LIC Housing Finance (LHF) held its conference call on 24th April 2009 to discuss its Q4FY09 and FY09 results.

Highlights

  • LHF reported 30% growth in Income from operations to Rs 790.48 crore. With higher rise in interest expenses, the gross profit recorded a restricted growth of 21% to Rs 218.59 crore. The Net profit for the quarter stood at Rs 157.56 crore, up by 33%.
  • The Outstanding Mortgage Portfolio as on March 31, 2009 was Rs 27679 crore as against Rs 21936 crore on March 31, 2008, thus registering a growth of 26%.
  • More than 96% of the total portfolio is floating.

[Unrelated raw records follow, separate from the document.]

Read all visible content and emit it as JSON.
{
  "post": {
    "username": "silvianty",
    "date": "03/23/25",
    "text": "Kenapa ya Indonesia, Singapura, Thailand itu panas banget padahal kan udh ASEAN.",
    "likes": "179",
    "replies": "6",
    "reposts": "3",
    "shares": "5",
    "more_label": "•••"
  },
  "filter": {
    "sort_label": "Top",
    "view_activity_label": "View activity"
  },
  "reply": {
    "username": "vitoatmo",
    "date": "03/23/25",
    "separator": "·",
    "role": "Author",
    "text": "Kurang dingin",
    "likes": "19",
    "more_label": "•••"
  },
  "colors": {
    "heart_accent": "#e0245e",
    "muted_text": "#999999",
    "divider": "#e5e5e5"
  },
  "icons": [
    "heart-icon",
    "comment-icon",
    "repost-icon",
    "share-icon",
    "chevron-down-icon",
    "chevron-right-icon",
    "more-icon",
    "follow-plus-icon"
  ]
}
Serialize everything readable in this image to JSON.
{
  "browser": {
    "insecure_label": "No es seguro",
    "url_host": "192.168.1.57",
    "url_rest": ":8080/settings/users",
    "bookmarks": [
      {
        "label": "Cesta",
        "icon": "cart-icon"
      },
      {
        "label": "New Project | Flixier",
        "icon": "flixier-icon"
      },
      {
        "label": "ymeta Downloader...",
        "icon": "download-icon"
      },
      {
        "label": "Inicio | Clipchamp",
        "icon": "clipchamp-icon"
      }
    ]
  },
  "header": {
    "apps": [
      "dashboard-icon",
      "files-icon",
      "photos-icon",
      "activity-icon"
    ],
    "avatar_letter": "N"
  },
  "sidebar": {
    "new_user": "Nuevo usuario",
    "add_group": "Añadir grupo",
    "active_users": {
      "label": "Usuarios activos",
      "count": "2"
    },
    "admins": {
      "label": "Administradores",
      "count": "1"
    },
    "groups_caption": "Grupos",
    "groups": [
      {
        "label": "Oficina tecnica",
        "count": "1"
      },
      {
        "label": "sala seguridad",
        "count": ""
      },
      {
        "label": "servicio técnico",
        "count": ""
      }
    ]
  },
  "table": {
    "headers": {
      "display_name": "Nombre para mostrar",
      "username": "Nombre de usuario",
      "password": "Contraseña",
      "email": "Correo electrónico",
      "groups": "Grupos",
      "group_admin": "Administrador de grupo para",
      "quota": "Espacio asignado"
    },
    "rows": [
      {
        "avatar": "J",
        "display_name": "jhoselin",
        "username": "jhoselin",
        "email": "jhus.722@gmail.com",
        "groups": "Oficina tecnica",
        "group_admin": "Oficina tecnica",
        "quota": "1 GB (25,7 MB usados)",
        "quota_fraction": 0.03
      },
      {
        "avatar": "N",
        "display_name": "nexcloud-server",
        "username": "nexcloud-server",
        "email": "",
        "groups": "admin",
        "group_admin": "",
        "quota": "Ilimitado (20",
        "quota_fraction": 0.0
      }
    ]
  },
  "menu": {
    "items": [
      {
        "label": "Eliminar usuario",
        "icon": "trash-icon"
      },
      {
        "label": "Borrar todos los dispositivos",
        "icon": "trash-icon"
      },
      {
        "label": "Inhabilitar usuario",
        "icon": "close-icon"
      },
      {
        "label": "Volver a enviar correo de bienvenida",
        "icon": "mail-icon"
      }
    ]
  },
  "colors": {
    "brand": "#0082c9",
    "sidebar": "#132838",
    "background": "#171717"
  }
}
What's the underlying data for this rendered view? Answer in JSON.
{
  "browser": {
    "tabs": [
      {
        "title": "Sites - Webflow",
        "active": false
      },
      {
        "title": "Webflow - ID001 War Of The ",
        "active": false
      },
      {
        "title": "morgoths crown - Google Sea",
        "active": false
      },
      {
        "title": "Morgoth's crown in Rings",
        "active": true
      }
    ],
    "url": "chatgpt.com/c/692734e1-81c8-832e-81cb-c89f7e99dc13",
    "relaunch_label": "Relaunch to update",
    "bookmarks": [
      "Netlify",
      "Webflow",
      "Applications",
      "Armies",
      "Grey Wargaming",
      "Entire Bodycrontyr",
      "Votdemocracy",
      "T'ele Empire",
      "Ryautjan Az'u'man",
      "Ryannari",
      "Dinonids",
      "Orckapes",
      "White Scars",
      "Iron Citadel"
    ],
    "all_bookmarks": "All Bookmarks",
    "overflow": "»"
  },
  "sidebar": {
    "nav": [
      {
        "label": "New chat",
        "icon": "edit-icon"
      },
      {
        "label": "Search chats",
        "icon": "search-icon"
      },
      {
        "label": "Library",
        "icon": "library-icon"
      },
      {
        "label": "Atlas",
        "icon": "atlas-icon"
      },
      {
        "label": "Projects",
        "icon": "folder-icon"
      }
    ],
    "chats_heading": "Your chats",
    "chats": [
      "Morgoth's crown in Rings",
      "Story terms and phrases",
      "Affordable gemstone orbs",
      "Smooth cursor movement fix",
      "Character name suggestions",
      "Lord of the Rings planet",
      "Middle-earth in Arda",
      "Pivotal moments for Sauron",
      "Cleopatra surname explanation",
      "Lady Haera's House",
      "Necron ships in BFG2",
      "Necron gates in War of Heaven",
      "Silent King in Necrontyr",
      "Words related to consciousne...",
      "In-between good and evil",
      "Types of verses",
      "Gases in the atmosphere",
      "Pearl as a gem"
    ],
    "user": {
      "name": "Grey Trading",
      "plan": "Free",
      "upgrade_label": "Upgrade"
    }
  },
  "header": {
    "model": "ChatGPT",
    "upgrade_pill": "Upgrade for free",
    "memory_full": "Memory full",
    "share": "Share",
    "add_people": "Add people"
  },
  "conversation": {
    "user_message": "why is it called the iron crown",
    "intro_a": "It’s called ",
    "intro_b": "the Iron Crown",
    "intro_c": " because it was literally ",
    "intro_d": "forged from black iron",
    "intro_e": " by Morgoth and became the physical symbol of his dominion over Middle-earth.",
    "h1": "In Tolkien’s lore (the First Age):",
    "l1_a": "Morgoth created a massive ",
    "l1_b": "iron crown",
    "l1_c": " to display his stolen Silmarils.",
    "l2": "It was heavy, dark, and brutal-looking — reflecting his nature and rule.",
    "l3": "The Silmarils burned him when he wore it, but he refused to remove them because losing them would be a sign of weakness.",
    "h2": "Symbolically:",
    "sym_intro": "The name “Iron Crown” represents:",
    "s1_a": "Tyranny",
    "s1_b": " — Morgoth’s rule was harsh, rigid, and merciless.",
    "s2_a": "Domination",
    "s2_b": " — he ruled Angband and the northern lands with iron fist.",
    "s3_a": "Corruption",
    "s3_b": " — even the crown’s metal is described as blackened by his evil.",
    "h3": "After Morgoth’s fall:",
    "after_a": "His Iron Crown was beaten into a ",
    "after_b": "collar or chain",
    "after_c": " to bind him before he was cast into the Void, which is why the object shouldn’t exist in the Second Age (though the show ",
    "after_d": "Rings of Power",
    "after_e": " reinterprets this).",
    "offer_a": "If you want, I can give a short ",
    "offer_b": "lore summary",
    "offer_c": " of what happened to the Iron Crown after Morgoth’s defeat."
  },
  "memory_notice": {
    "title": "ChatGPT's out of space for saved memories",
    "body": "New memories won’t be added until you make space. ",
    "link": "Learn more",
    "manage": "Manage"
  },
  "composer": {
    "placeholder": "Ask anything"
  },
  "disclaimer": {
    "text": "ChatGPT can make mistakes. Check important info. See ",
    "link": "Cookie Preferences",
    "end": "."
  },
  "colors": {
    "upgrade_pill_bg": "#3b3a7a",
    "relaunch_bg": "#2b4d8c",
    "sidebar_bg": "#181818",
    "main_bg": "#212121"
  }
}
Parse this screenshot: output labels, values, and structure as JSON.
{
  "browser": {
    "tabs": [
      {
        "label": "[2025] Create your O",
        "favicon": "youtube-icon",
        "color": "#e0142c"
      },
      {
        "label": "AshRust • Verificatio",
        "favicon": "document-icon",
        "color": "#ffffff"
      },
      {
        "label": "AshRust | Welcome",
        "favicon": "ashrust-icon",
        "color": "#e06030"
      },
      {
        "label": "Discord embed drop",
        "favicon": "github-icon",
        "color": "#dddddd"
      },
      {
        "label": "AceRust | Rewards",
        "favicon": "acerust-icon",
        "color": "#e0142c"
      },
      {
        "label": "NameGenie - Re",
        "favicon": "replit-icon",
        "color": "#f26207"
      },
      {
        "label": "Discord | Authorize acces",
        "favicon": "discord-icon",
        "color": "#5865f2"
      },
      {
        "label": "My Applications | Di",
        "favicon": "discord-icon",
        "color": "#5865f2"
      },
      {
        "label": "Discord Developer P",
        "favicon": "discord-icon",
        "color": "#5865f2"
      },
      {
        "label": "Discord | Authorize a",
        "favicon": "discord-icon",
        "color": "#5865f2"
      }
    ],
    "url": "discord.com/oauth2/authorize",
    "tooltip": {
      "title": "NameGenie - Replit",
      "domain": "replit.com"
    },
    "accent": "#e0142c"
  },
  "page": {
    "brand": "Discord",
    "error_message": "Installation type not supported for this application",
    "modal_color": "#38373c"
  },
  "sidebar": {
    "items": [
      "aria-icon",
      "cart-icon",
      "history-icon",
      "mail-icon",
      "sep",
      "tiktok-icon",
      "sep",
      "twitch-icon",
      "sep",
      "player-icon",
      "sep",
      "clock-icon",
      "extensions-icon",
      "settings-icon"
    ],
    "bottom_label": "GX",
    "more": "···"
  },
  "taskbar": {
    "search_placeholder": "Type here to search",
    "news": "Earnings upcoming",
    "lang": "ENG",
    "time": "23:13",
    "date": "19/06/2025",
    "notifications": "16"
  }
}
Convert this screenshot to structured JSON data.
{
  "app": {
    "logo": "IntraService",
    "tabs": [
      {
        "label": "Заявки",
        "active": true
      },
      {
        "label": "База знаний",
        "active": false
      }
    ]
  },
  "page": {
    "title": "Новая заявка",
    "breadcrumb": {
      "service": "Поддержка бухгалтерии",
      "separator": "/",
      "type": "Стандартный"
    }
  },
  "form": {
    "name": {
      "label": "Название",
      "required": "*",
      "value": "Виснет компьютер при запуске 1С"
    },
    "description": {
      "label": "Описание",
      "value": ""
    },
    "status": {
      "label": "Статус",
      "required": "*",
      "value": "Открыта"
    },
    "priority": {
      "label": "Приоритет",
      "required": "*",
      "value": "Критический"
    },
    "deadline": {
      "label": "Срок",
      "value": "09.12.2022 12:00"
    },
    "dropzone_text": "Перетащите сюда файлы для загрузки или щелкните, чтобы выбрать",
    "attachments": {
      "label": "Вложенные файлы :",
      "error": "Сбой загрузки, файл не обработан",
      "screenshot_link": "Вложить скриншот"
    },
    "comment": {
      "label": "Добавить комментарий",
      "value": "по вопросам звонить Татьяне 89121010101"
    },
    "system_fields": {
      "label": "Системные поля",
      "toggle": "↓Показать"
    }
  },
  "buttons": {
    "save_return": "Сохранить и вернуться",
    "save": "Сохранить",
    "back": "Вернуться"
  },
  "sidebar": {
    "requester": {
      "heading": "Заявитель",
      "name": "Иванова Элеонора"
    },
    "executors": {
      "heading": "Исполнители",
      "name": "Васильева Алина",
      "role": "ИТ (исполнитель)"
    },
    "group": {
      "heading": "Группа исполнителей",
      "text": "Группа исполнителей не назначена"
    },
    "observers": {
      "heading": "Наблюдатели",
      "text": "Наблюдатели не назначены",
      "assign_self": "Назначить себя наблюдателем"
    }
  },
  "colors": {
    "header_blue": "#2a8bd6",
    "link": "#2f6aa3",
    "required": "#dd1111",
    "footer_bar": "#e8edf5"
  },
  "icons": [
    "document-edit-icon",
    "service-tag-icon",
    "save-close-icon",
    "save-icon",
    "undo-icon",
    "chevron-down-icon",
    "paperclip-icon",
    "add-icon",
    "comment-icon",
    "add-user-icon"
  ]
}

  • Sanctions grew by 22% to Rs 3539 crore and disbursements increasing by 21% to Rs 3139 crore for the quarter ended Mar’09. Out of the disbursements Rs 2474 crore is for individuals and Rs 665 core is for project loans.
  • For the full year ended Mar’09 the sanctions recorded a growth of 26% at Rs 10898 crore and disbursements recorded growth of 24% to Rs 8762 crore. Out of which Rs 7355 crore are individual loans.
  • Almost 58% of the disbursements come from 10 major tier I and II cities.
  • 7-8% of the disbursements form part of switching loans from other borrowers.
  • The Gross NPA as on 31.3.2009 stood at Rs 297 crore as against Rs 373 crore as on 31.3.2008, a reduction of 20%. The Gross NPA of the Company stood at 1.07% on 31.3.2009 as against 1.70% as on 31.3.2008. Net NPA were 0.21 % as against 0.64 % for the corresponding dates.
  • The gross NPA for project loan came down to 0.1% compared to 0.23% last year.
  • The provision cover on the NPA stood at 81% as on 31.3.2009.
  • The total write offs for the year stood at Rs 5.04 crore compared to Rs 39 crore in FY08 and the same for the quarter ended Q4FY09 stood at Rs 4.95 crore compared to Rs 9.01 crore in Q4FY08.
  • Company does not compromise on the quality of customer, hence has low NPA. Company is taking necessary steps to bring down the default rate. Credit rating application and close monitoring mechanism has been started. Company does not give balance sheet loans.
  • The Net Interest Margins for the whole year stood at 2.95% compared to 2.80% a year ago.
  • The spread for the whole year also improved from 1.57% to 2.05% for FY09.
  • Borrowing as on Mar’09 stood at Rs 25405 crore of which 50% is floating and 50% is fixed.
  • The cost of funds on an average has increased from 8.85% to 9.15% for FY09 and on incremental basis it stands at 10.04%. However with low rates prevailing now the company is able to get funds at much lower levels at 6.08%, so it expects the cost of funds going down in forthcoming quarters.
  • The average yield on advances has increased from 10.42% in FY08 to 11.20% in FY09. The incremental yield stands at 12.01%.
  • The yield for builders for full year stands at 14.5%.
  • The capital adequacy ratio increased from 13.34% in FY08 to 15.79% as on FY09 (well above regulatory measure of 12%).
  • The Board of Directors have recommended dividend of 130 %.
  • The Book value per share improved over a period of year from Rs 215 per share in FY08 to Rs 265 per share in FY09.
  • LIC housing has introduced special scheme at rate of 8.75% in Feb’09. This scheme being linked to the PLR which will be revised every quarter will not have so much effect on the profitability of the company.
  • Slippages in loan down from Rs 373 crore in FY08 to Rs 279 crore in FY09.
  • Investments stood at Rs 88.62 crore as on FY09.
  • The secured loan stands at Rs 25000 crore as on FY09. Source of funds- Bank term loan (28%), NHB (9%), NCD (53%), others (3%), and LIC term loan (7%).
  • 113 marketing office now and the company is planning to open 26 more new offices by FY10.
  • LIC Housing Finance expects 25% minimum growth in disbursements and loan portfolio for FY10. Also it expects to maintain its NIM to be at current levels. Expecting similar profit growth during current year.
  • The company is confident that the next one or two quarters will be good for them given improved demand owing to soft interest rates and falling property prices.